A avó sempre lhe dizia: Deus nos livre do poder da má mulher.

Recordou-se melhor d’aquelle encontro.

A prima passou por elle sem trocarem, está bem de vêr, o Deus te salve, e já deviam ir longe um do outro, quando o Francisco, sem saber porque, se voltou para traz. Pareceu-lhe que o tinham obrigado áquelle movimento. E viu os olhos da irmã do João da Arruda pregados n’elle, como os do irmão, e talvez a mostrarem-lhe ainda maior zanga. Teve ganas de moel-a com pancadas, mas deixou-a ir em paz, visto que ella seguiu o seu caminho apenas o encarou.

Dois dias depois—agora é que ligava estas coisas—adoecia-lhe a vacca.

Tratou de saber se mais alguma pessoa lhe poderia querer mal, e não descobriu nenhuma, nenhuma.

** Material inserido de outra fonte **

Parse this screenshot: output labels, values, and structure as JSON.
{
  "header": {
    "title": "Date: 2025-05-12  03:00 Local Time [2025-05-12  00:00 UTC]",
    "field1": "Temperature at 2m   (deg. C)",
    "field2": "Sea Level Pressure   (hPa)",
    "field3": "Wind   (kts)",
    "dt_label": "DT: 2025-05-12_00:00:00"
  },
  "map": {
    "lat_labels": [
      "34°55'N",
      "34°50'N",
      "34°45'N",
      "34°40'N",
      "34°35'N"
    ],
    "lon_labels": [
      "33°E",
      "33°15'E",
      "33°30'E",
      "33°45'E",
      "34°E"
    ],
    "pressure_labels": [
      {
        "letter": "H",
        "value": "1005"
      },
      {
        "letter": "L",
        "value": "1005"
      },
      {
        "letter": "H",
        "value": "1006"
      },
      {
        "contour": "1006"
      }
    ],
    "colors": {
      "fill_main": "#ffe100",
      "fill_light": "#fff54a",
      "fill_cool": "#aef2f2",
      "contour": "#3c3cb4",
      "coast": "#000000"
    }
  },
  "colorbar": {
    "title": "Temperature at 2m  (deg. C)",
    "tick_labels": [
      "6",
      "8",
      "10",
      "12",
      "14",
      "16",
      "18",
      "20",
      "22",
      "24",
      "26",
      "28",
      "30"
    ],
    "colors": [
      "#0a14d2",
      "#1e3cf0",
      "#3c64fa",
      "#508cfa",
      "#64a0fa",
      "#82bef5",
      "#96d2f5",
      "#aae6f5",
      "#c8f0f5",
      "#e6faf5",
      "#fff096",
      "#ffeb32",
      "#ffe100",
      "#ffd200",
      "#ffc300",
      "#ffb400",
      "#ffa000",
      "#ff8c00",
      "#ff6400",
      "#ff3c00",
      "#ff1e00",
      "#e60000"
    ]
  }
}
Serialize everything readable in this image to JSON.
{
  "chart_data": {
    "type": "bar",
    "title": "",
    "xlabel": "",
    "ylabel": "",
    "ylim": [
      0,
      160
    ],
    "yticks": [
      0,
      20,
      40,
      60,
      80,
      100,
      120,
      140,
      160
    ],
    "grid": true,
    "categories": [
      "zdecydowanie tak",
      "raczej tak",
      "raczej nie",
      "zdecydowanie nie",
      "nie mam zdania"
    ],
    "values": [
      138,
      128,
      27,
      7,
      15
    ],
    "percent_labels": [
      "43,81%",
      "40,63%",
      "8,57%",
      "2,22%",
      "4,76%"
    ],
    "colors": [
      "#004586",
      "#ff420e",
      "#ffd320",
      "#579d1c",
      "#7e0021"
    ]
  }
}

Tirou inculcas e veiu ao conhecimento de que a Marianna já pouco ia á missa. Da ultima vez que lá foi, chegou quando o sr. padre já estava no altar e saíu antes de se ter dicto a ultima palavra do santo sacrificio.

—Não quer deixar por muito tempo a irmã sósinha em casa, explicou alguem.

—Não será por outra razão? perguntou o Francisco, muito assomado. Não pode estar bem na egreja, quem anda mettido com o demonio!

—Ui! Isso é que é falar! respondeu o outro, mal convencido.